Angry customers. Slumping sales. Lines of cars waiting to exit the garage.
That's how merchants described the atmosphere at Santa Rosa Plaza, nearly one month after the downtown mall began charging customers who park for more than 90 minutes at the shopping center.
Fewer people are hanging out at the mall and killing time, a social activity that used to lead to impulse buying, retailers said. And shoppers feel too rushed to linger over a possible purchase, because they want to get in and out of the mall in less than 90 minutes to avoid paying for parking, they said.
"If nothing changes, I'm not going to be able to pay my rent," said Fahim Adel, owner of Bayside Watch. "I've been here 15 years, I'd love to stay here. I have my son in school."
Since the parking program began, sales at Bayside Watch have dropped 30 to 35 percent on the weekends, and 15 to 20 percent during the week, Adel said.
Under the new policy, enacted Aug. 22, mall visitors enjoy free parking for their first 90 minutes in the garage. Longer visits cost $2 for up to three hours, $4 for three to four hours, $8 for four to six hours and $9 for up to 24 hours.

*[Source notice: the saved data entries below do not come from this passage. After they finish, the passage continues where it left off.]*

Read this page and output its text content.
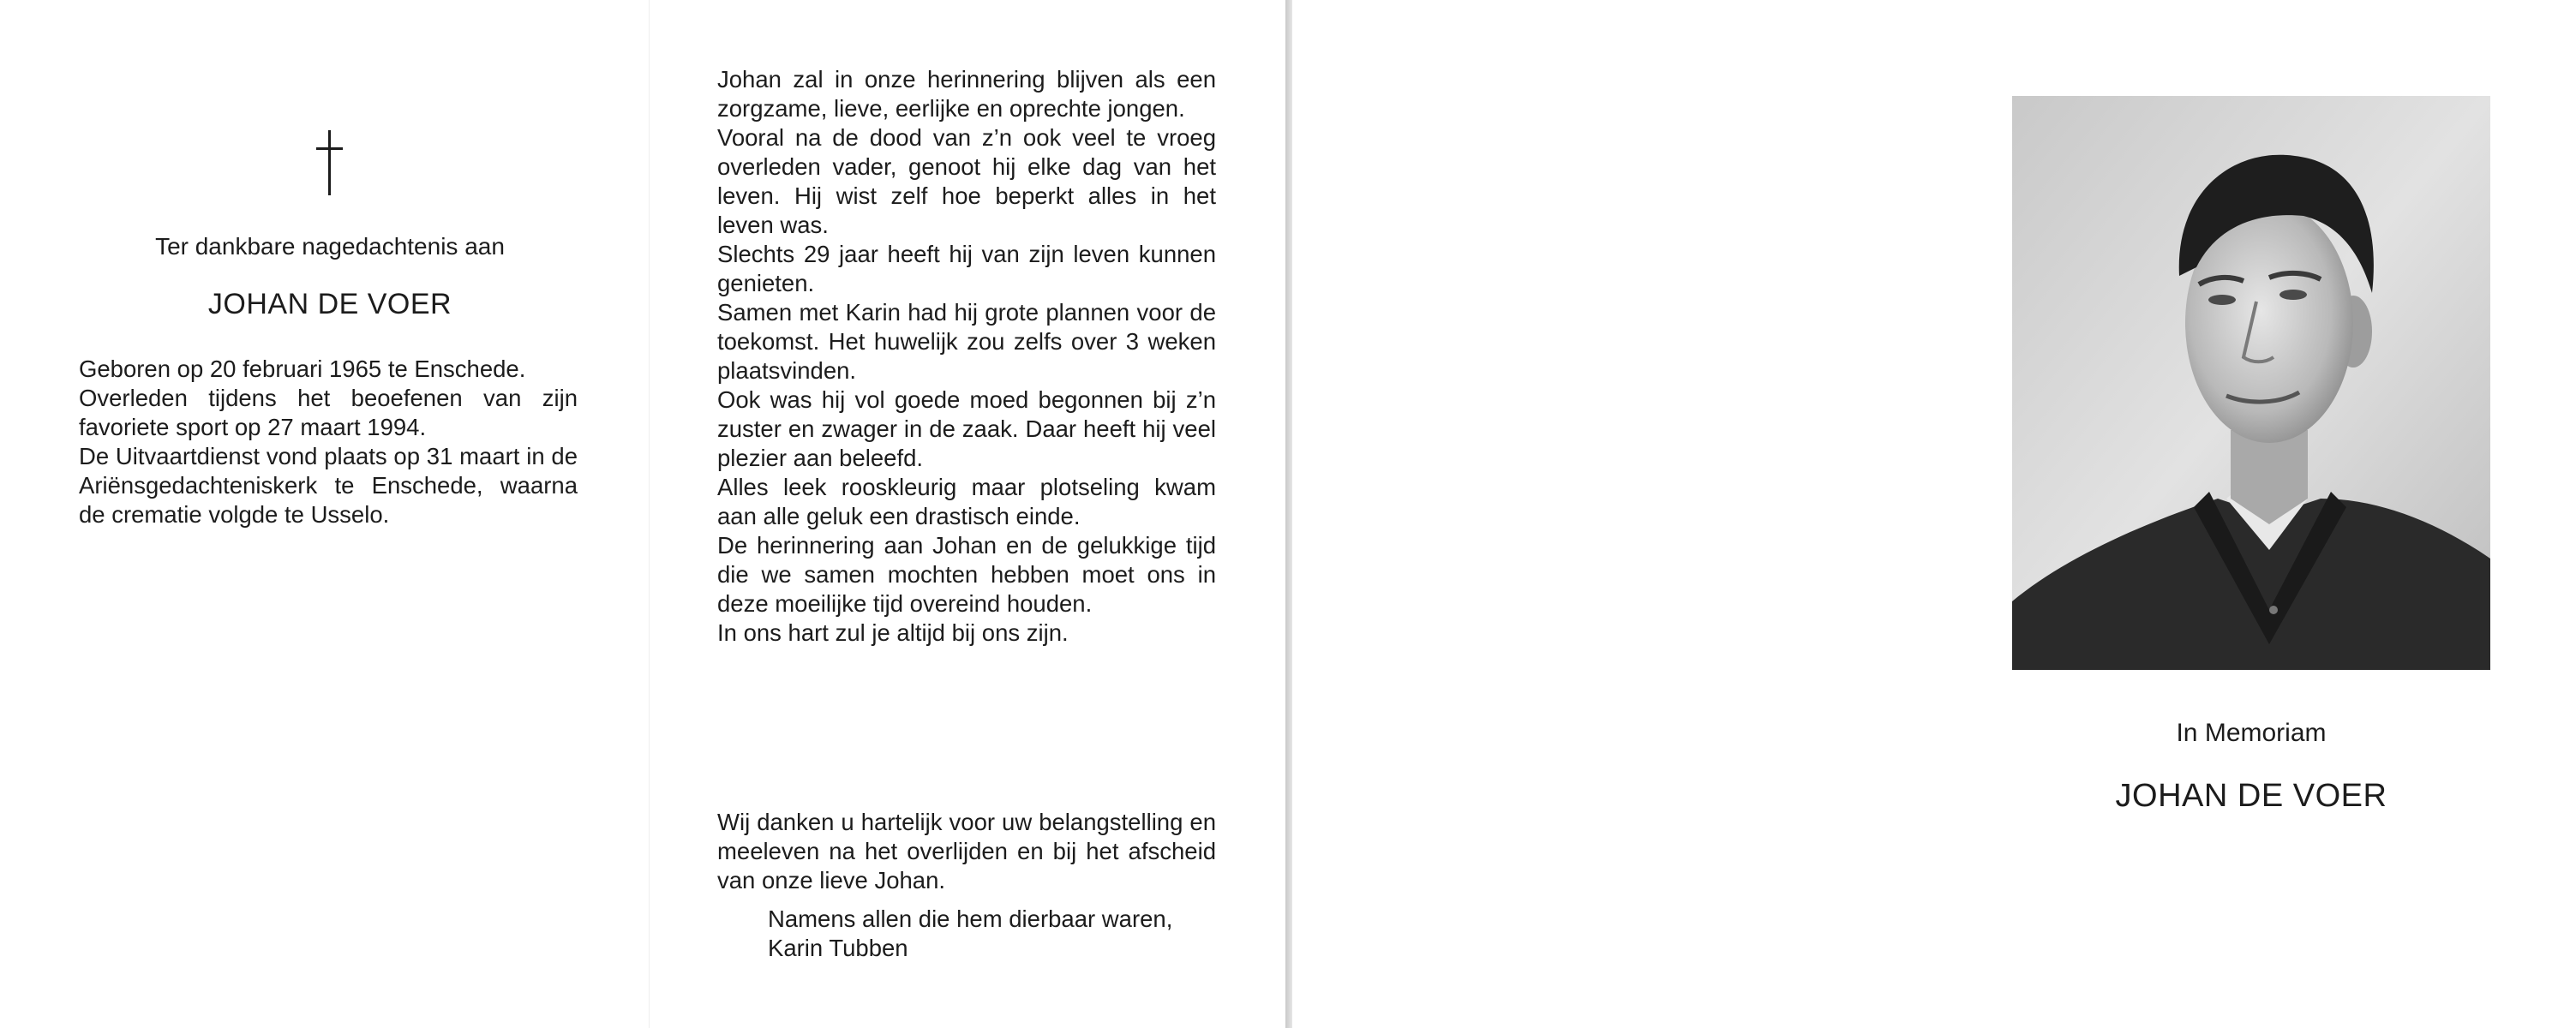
Ter dankbare nagedachtenis aan
JOHAN DE VOER
Geboren op 20 februari 1965 te Enschede.
Overleden tijdens het beoefenen van zijn favoriete sport op 27 maart 1994.
De Uitvaartdienst vond plaats op 31 maart in de Ariënsgedachteniskerk te Enschede, waarna de crematie volgde te Usselo.
Johan zal in onze herinnering blijven als een zorgzame, lieve, eerlijke en oprechte jongen.
Vooral na de dood van z’n ook veel te vroeg overleden vader, genoot hij elke dag van het leven. Hij wist zelf hoe beperkt alles in het leven was.
Slechts 29 jaar heeft hij van zijn leven kunnen genieten.
Samen met Karin had hij grote plannen voor de toekomst. Het huwelijk zou zelfs over 3 weken plaatsvinden.
Ook was hij vol goede moed begonnen bij z’n zuster en zwager in de zaak. Daar heeft hij veel plezier aan beleefd.
Alles leek rooskleurig maar plotseling kwam aan alle geluk een drastisch einde.
De herinnering aan Johan en de gelukkige tijd die we samen mochten hebben moet ons in deze moeilijke tijd overeind houden.
In ons hart zul je altijd bij ons zijn.
Wij danken u hartelijk voor uw belangstelling en meeleven na het overlijden en bij het afscheid van onze lieve Johan.
Namens allen die hem dierbaar waren,
Karin Tubben
In Memoriam
JOHAN DE VOER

Plaza officials have said the changes were necessary to free up parking spaces for shoppers. About 400 of the mall's 3,000 spaces were taken by downtown workers, occupying prime parking spots, the mall said.

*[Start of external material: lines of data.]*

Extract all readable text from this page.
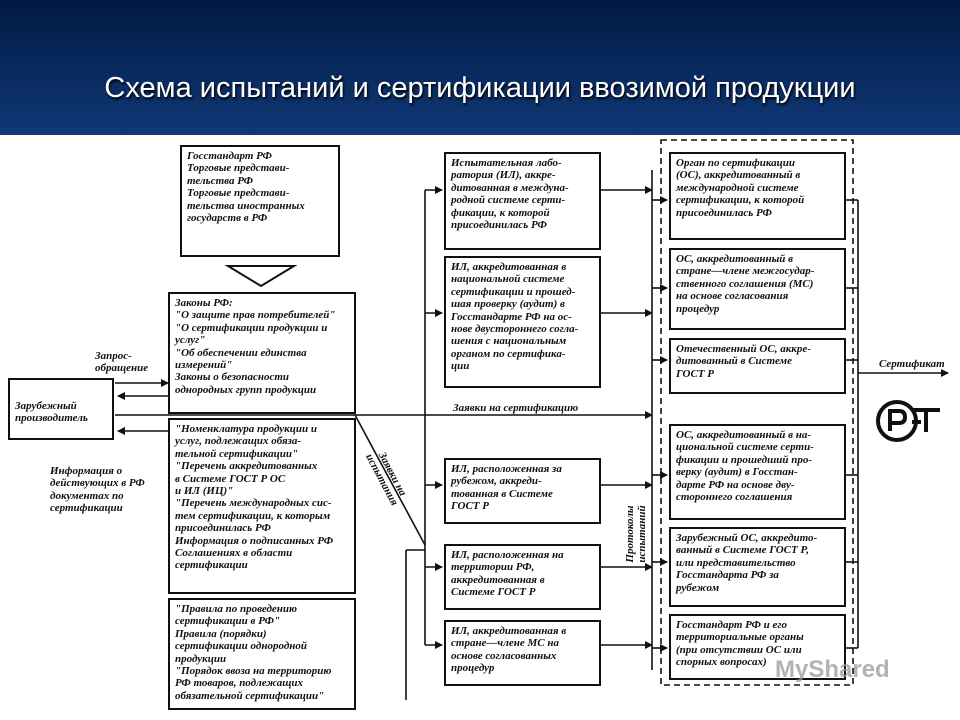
Схема испытаний и сертификации ввозимой продукции
Госстандарт РФ
Торговые представи-
тельства РФ
Торговые представи-
тельства иностранных
государств в РФ
Законы РФ:
"О защите прав потребителей"
"О сертификации продукции и
услуг"
"Об обеспечении единства
измерений"
Законы о безопасности
однородных групп продукции
"Номенклатура продукции и
услуг, подлежащих обяза-
тельной сертификации"
"Перечень аккредитованных
в Системе ГОСТ Р ОС
и ИЛ (ИЦ)"
"Перечень международных сис-
тем сертификации, к которым
присоединилась РФ
Информация о подписанных РФ
Соглашениях в области
сертификации
"Правила по проведению
сертификации в РФ"
Правила (порядки)
сертификации однородной
продукции
"Порядок ввоза на территорию
РФ товаров, подлежащих
обязательной сертификации"
Зарубежный
производитель
Испытательная лабо-
ратория (ИЛ), аккре-
дитованная в междуна-
родной системе серти-
фикации, к которой
присоединилась РФ
ИЛ, аккредитованная в
национальной системе
сертификации и прошед-
шая проверку (аудит) в
Госстандарте РФ на ос-
нове двустороннего согла-
шения с национальным
органом по сертифика-
ции
ИЛ, расположенная за
рубежом, аккреди-
тованная в Системе
ГОСТ Р
ИЛ, расположенная на
территории РФ,
аккредитованная в
Системе ГОСТ Р
ИЛ, аккредитованная в
стране—члене МС на
основе согласованных
процедур
Орган по сертификации
(ОС), аккредитованный в
международной системе
сертификации, к которой
присоединилась РФ
ОС, аккредитованный в
стране—члене межгосудар-
ственного соглашения (МС)
на основе согласования
процедур
Отечественный ОС, аккре-
дитованный в Системе
ГОСТ Р
ОС, аккредитованный в на-
циональной системе серти-
фикации и прошедший про-
верку (аудит) в Госстан-
дарте РФ на основе дву-
стороннего соглашения
Зарубежный ОС, аккредито-
ванный в Системе ГОСТ Р,
или представительство
Госстандарта РФ за
рубежом
Госстандарт РФ и его
территориальные органы
(при отсутствии ОС или
спорных вопросах)
Запрос-
обращение
Информация о
действующих в РФ
документах по
сертификации
Заявки на сертификацию
Сертификат
Заявки на
испытания
Протоколы
испытаний
РСТ
MyShared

The majority of shoppers have been able to park for free, mall manager Laura Kozup said in a statement issued by the Plaza's public relations firm. She did not return telephone calls seeking comment.
"We've received many positive comments from both our retailers and our shoppers about the program. We have received feedback that our exit times are longer than desirable, and we are addressing those concerns. We intend to have all improvements made in advance of the holiday season," the statement said.

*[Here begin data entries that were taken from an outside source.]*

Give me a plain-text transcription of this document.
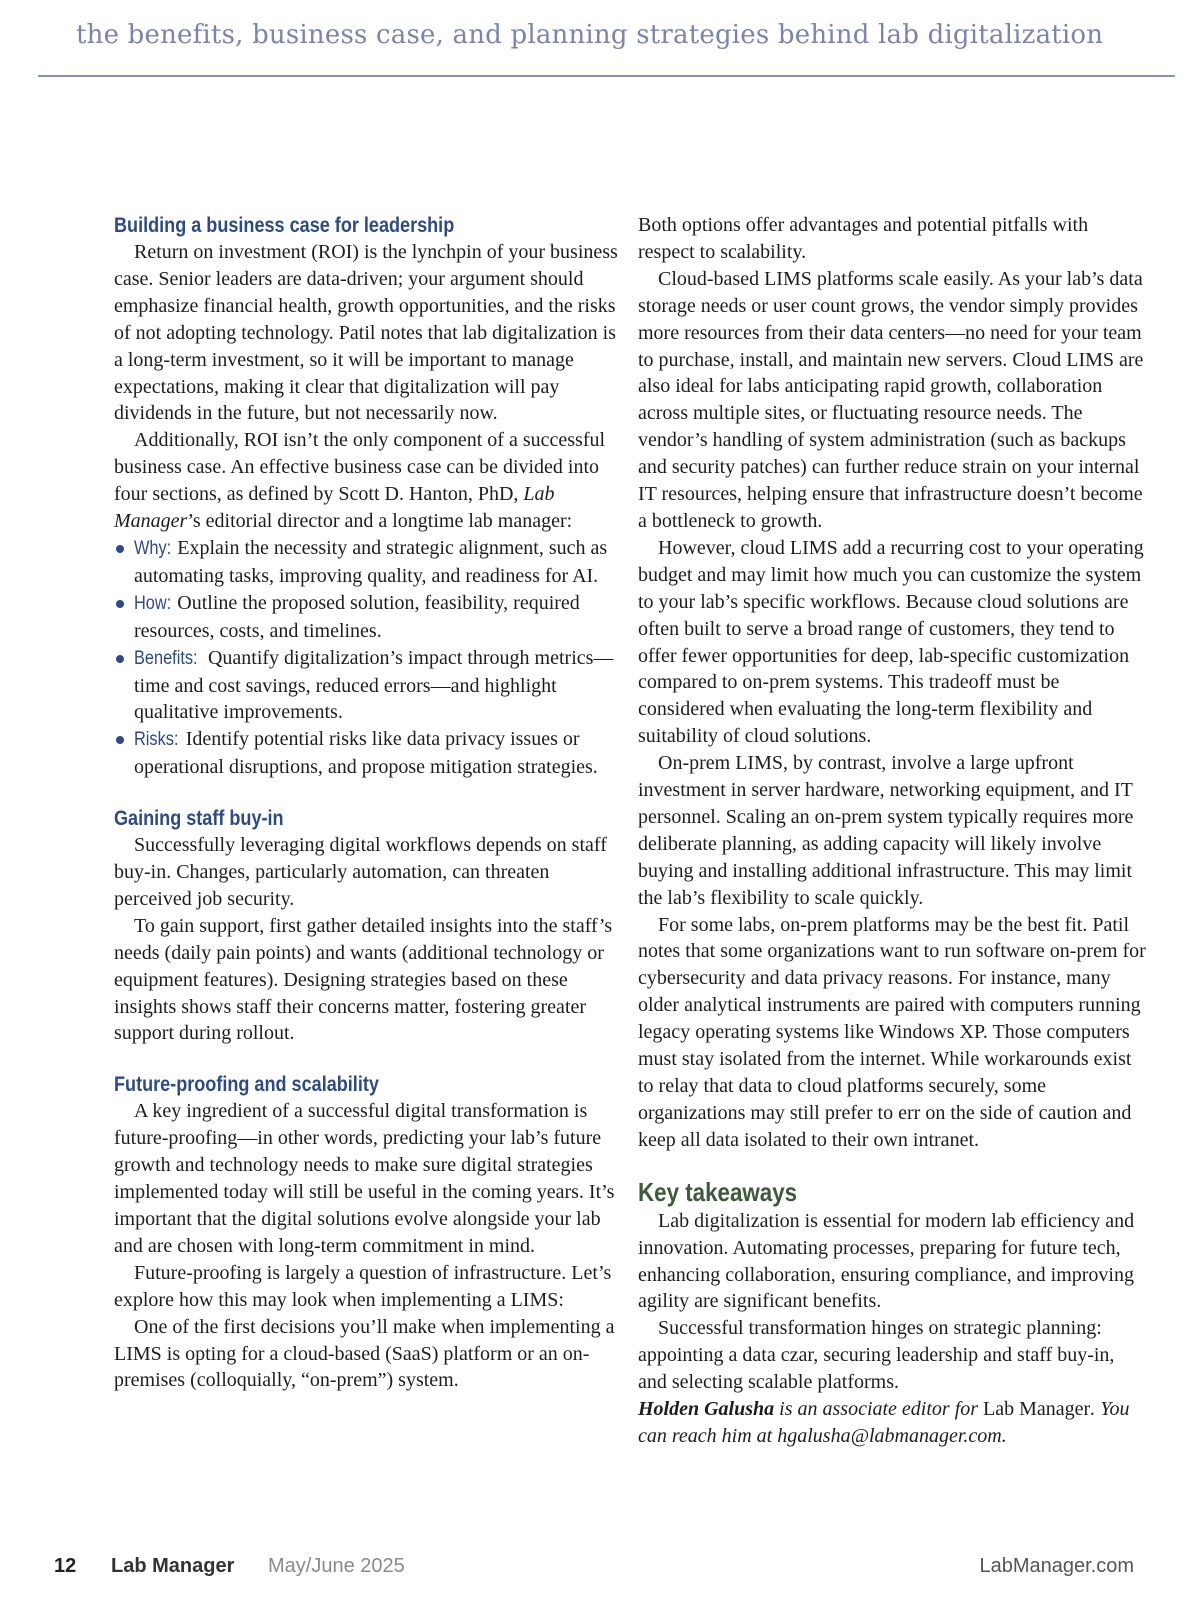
the benefits, business case, and planning strategies behind lab digitalization
Building a business case for leadership

Return on investment (ROI) is the lynchpin of your business case. Senior leaders are data-driven; your argument should emphasize financial health, growth opportunities, and the risks of not adopting technology. Patil notes that lab digitalization is a long-term investment, so it will be important to manage expectations, making it clear that digitalization will pay dividends in the future, but not necessarily now.

Additionally, ROI isn’t the only component of a successful business case. An effective business case can be divided into four sections, as defined by Scott D. Hanton, PhD, Lab Manager’s editorial director and a longtime lab manager:

Why: Explain the necessity and strategic alignment, such as automating tasks, improving quality, and readiness for AI.
How: Outline the proposed solution, feasibility, required resources, costs, and timelines.
Benefits: Quantify digitalization’s impact through metrics—time and cost savings, reduced errors—and highlight qualitative improvements.
Risks: Identify potential risks like data privacy issues or operational disruptions, and propose mitigation strategies.
Gaining staff buy-in

Successfully leveraging digital workflows depends on staff buy-in. Changes, particularly automation, can threaten perceived job security.

To gain support, first gather detailed insights into the staff’s needs (daily pain points) and wants (additional technology or equipment features). Designing strategies based on these insights shows staff their concerns matter, fostering greater support during rollout.

Future-proofing and scalability

A key ingredient of a successful digital transformation is future-proofing—in other words, predicting your lab’s future growth and technology needs to make sure digital strategies implemented today will still be useful in the coming years. It’s important that the digital solutions evolve alongside your lab and are chosen with long-term commitment in mind.

Future-proofing is largely a question of infrastructure. Let’s explore how this may look when implementing a LIMS:

One of the first decisions you’ll make when implementing a LIMS is opting for a cloud-based (SaaS) platform or an on-premises (colloquially, “on-prem”) system.

Both options offer advantages and potential pitfalls with respect to scalability.

Cloud-based LIMS platforms scale easily. As your lab’s data storage needs or user count grows, the vendor simply provides more resources from their data centers—no need for your team to purchase, install, and maintain new servers. Cloud LIMS are also ideal for labs anticipating rapid growth, collaboration across multiple sites, or fluctuating resource needs. The vendor’s handling of system administration (such as backups and security patches) can further reduce strain on your internal IT resources, helping ensure that infrastructure doesn’t become a bottleneck to growth.

However, cloud LIMS add a recurring cost to your operating budget and may limit how much you can customize the system to your lab’s specific workflows. Because cloud solutions are often built to serve a broad range of customers, they tend to offer fewer opportunities for deep, lab-specific customization compared to on-prem systems. This tradeoff must be considered when evaluating the long-term flexibility and suitability of cloud solutions.

On-prem LIMS, by contrast, involve a large upfront investment in server hardware, networking equipment, and IT personnel. Scaling an on-prem system typically requires more deliberate planning, as adding capacity will likely involve buying and installing additional infrastructure. This may limit the lab’s flexibility to scale quickly.

For some labs, on-prem platforms may be the best fit. Patil notes that some organizations want to run software on-prem for cybersecurity and data privacy reasons. For instance, many older analytical instruments are paired with computers running legacy operating systems like Windows XP. Those computers must stay isolated from the internet. While workarounds exist to relay that data to cloud platforms securely, some organizations may still prefer to err on the side of caution and keep all data isolated to their own intranet.

Key takeaways

Lab digitalization is essential for modern lab efficiency and innovation. Automating processes, preparing for future tech, enhancing collaboration, ensuring compliance, and improving agility are significant benefits.

Successful transformation hinges on strategic planning: appointing a data czar, securing leadership and staff buy-in, and selecting scalable platforms.

Holden Galusha is an associate editor for Lab Manager. You can reach him at hgalusha@labmanager.com.

12 Lab Manager May/June 2025	LabManager.com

It's not clear if every retailer was negatively impacted by the decision to charge for parking. Macy's and Sears, which anchor the northern and southern ends of the mall, declined to comment Tuesday.
But the vast majority of retailers interviewed this week reported declines in traffic or revenues, and increases in customer complaints.
Employees at national chain stores reported drops in business around 20 to 30 percent since the new parking program began. The employees, who mostly spoke on condition of anonymity because they were concerned about retribution, said their regional managers have been calling and asking why they're not making their numbers.
"They (shoppers) say they have to be in a rush all the time, and they can't do the shopping the way they used to, because they don't want to pay for parking," said Jasmine Ballesteros, assistant manager at Gap Kids.
"It's not so much the money, it's the hassle," said Dan Pengra, 61, an engineer at Agilent Technologies. "I don't care how convenient they say they're making it, it's a hassle."
Some shoppers noticed an increase in available parking spaces on the ground floor, like Jeanne Peterson, 74 of Santa Rosa, who was getting a manicure at Elegant Nails.
"I don't really think it has had such a terrible impact," Peterson said. "It's easier to park than it was before."